Poster Presentation HUPO 2019 - 18th Human Proteome Organization World Congress

Unusual Site- and Granule-Specific N-Glycosylation of Human Myeloperoxidase from Resting Neutrophils (#884)

Harry Tjondro 1 , Julian Ugonotti 1 , Sayantani Chatterjee 1 , Ian Loke 2 , Si-Yun Chen 3 , Hannes Hinneburg 1 , Benjamin L Parker 4 , Vignesh Venkatakrishnan 5 , Regis Dieckmann 5 , Weston Struwe 3 , Anna Karlsson 5 , Morten Thaysen-Andersen 1
  1. Department of Molecular Sciences, Macquarie University, Sydney, NSW, Australia
  2. Department of Biological Science, National University of Singapore, Singapore
  3. Department of Chemistrty, University of Oxford, Oxford, South East England, United Kingdom
  4. Department of Physiology, University of Melbourne, Melbourne, VIC, Australia
  5. Department of Rheumatology and Inflammation Research, Institute of Medicine, Sahlgrenska Academy, University of Gothenburg, Gothenburg, Sweden

Myeloperoxidase (MPO), which predominantly resides in the primary granules of resting neutrophils but reportedly also in other neutrophil compartments at lower levels, is an important glycoprotein in neutrophil-mediated innate immunity.
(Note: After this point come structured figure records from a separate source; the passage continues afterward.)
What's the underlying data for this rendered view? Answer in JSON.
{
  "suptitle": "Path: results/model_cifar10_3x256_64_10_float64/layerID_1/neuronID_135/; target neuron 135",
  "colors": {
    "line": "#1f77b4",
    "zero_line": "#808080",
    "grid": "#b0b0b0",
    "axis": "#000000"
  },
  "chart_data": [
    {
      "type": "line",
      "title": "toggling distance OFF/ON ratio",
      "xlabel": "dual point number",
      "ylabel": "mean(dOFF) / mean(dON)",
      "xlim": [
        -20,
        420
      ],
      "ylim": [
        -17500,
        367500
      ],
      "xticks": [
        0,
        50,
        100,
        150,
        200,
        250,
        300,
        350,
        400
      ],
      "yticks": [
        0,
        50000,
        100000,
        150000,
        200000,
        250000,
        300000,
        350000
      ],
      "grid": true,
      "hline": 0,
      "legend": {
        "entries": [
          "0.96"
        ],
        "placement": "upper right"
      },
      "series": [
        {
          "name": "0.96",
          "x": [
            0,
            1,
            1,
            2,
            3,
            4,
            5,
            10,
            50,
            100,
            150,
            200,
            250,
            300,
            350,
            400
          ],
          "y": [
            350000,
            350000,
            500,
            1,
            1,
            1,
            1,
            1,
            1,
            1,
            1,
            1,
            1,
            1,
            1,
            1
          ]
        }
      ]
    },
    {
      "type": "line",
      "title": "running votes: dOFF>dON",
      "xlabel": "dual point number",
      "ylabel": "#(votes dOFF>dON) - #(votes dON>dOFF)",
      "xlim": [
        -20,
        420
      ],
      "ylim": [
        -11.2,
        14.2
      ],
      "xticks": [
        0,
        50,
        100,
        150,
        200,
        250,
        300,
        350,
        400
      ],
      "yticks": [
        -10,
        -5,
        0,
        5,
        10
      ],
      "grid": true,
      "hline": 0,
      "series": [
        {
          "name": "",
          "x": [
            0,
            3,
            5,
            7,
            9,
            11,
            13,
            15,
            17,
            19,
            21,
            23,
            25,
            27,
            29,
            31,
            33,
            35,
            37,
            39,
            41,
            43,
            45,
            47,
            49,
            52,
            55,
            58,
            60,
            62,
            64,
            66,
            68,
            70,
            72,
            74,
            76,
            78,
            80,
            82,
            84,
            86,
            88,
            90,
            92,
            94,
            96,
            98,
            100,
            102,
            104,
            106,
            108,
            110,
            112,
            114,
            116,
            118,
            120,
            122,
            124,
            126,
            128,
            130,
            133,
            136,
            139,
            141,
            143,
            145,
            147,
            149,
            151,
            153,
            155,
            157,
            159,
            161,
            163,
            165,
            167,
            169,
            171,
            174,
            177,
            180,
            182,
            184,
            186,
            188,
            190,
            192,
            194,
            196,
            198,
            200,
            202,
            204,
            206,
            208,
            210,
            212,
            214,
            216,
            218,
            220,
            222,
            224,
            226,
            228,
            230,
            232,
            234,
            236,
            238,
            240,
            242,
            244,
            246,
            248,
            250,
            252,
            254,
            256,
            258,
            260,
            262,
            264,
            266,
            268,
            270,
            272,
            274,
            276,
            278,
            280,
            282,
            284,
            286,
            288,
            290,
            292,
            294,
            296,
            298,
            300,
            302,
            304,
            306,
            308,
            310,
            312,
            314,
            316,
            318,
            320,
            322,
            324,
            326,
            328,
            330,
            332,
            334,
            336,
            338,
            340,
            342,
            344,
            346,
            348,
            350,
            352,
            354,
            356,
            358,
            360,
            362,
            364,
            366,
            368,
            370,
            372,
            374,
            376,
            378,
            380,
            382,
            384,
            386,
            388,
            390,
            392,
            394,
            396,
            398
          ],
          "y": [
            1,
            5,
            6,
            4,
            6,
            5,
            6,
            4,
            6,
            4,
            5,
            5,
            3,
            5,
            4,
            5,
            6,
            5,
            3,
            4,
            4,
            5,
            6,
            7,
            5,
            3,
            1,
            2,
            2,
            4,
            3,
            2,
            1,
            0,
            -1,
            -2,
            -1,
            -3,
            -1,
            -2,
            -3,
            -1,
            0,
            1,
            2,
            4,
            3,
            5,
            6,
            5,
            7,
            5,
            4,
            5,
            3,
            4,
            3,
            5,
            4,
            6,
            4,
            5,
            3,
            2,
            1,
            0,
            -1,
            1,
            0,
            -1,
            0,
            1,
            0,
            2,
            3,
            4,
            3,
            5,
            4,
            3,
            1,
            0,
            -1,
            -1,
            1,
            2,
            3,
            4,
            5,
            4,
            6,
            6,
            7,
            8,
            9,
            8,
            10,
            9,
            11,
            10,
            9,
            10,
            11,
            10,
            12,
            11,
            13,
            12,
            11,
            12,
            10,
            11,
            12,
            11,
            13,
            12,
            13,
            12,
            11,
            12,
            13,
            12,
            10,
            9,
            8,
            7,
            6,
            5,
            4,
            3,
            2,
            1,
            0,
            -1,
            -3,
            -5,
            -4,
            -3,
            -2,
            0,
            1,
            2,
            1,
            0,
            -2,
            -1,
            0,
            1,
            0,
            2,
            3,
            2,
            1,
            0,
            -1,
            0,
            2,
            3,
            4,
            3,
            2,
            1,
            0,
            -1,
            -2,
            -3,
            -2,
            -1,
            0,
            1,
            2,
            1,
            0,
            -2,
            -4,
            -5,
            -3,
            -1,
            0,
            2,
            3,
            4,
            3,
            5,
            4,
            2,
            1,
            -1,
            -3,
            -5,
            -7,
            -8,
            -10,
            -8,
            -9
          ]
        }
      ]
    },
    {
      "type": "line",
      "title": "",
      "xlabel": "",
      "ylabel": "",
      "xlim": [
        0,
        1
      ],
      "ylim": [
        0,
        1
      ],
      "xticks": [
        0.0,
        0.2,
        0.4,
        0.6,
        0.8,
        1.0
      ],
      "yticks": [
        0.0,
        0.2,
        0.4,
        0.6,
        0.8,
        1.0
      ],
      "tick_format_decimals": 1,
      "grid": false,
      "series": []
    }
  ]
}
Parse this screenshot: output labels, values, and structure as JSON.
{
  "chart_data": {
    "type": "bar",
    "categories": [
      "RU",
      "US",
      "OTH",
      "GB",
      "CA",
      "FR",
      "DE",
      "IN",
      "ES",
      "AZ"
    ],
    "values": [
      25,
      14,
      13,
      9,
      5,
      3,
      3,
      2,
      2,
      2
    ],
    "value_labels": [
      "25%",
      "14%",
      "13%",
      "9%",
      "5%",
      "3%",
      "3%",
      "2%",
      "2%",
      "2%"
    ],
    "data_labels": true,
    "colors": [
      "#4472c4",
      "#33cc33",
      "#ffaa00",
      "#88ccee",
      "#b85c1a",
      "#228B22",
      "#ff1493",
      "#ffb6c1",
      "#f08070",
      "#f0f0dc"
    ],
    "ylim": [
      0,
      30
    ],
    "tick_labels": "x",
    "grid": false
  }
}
Most structural features of human neutrophil MPO and its capacity to produce anti-microbial hypochlorous acid are well-documented, but the exact site- and granule-specific glycosylation of MPO remains undocumented, despite the recognised importance of N-glycosylation for its structure-function. Herein, we performed a deep structural characterisation of the N-glycosylation of human MPO from healthy donors using LC-MS/MS-based glycomics, intact glycopeptide and glycoprotein profiling. Quantitative glycomics and glycopeptide analyses of MPO from neutrophil lysates revealed that all five N-glycosylation sites of the heavy chain MPO monomer are conjugated with heterogeneous N-glycans albeit with strong site-specific differences. Paucimannosidic N-glycans were predominantly found to be linked to Asn323 (47%) and Asn483 (56%), oligomannosidic N-glycans were mainly carried by Asn355 (97%) and Asn391 (64%) while Asn729 was largely unoccupied (44%) or modified with chitobiose core N-glycans (33%). Importantly, the glycoprofiles of the intact MPO monomer and dimer obtained using high-resolution top-down mass spectrometry recapitulated the heterogeneity observed at the bottom-up level as supported by matching experimental and theoretical intact glycoprotein masses. Further, glycoprofiling of MPO from isolated neutrophil granules intriguingly demonstrated that the N-glycosylation of Asn355, Asn391 and Asn729 varied dramatically whereas Asn323 and Asn483 were similarly glycosylated on MPO across the studied neutrophil compartments. Particularly the abundant primary granule-resident MPO displayed unique glycosylation signatures comprising a higher proportion of oligomannosidic N-glycans on the three variable glycosylation sites. In conclusion, this study represents the most detailed structural characterisation of MPO N-glycosylation to date. The complex site- and granule-specific N-glycosylation of MPO, shown here for the first time, adds fundamental knowledge that aid our understanding of the fascinating glycobiology underpinning neutrophil-mediated immunity.